Bradley L. Sickler, God on the Brain (Wheaton: Crossway, 2020), 199 pp.
I have always been fascinated with the brain. Weighing in at an average of three pounds, the brain is the subject of much study and speculation. Bradley L. Sickler makes his contribution to this growing field of study in God on the Brain.
Sickler’s work is distinct in that he addresses the topic at hand from a distinctly Christian perspective. Specifically, the author is committed to the Christian worldview. As such, his treatment is viewed through the lens of Scripture. Yet, he is also committed to a scientific approach that results in a fascinating array of insights.

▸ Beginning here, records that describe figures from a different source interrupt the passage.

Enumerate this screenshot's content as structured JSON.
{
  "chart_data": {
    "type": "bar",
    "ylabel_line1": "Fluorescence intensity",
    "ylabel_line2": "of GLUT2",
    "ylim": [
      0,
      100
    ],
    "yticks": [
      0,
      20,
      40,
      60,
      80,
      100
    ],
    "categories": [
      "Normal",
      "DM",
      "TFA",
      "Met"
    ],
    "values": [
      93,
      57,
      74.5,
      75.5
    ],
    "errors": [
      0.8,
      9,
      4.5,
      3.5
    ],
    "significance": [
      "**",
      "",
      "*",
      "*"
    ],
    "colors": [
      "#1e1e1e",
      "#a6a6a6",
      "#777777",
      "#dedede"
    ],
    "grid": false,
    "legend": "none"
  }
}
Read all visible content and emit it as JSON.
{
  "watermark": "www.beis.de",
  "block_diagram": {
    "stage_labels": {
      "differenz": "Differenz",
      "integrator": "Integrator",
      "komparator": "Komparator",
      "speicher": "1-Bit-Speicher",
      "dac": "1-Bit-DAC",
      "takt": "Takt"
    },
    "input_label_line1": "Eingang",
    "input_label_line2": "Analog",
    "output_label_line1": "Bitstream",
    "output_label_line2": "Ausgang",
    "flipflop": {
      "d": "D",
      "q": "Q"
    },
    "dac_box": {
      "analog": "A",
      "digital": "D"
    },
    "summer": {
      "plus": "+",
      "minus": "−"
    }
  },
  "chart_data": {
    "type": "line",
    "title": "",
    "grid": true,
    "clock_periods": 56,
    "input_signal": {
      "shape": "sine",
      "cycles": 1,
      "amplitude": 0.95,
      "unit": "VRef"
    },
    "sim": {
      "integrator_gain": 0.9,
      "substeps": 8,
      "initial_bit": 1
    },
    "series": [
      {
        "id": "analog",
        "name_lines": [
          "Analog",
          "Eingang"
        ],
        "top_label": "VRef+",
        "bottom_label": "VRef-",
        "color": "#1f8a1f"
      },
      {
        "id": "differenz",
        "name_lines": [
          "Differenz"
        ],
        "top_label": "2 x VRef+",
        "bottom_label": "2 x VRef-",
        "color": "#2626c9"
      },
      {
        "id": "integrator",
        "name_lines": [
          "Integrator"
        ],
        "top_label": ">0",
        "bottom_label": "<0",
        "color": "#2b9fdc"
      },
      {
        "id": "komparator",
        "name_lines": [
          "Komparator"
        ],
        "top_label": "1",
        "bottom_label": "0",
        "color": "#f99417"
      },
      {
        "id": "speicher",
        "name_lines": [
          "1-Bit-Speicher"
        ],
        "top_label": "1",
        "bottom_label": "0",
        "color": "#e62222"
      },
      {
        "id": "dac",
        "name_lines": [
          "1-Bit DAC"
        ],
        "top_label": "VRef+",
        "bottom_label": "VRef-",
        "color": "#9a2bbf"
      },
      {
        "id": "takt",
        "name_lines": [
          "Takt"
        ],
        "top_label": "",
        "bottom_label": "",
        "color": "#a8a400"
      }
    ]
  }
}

God on the Brain addresses cognitive science and sets out on a voyage to learn what it can tell us about faith, human nature, and the divine. As a trained theologian, not a scientist, much of the material was “above my paid grade,” personally. One lesson that comes through, however, is that humans were made to know God and commune with him. Much to the chagrin of the humanist (or the dialectical materialist) who asserts that matter is all that exists in the universe, God on the Brain argues strenuously for a worldview that embraces the grand story of a Creator who made people in his image; creatures who are made to glorify him.
One section of special interest to me concerns the matter of free will. Sickler sets forth the debate between the libertarian and the compabatibalist and teases out the implications of these views.
All in all, a fascinating book that will answer some questions and invite readers to a lifetime of continuing study.
I received this book free from the publisher. I was not required to write a positive review.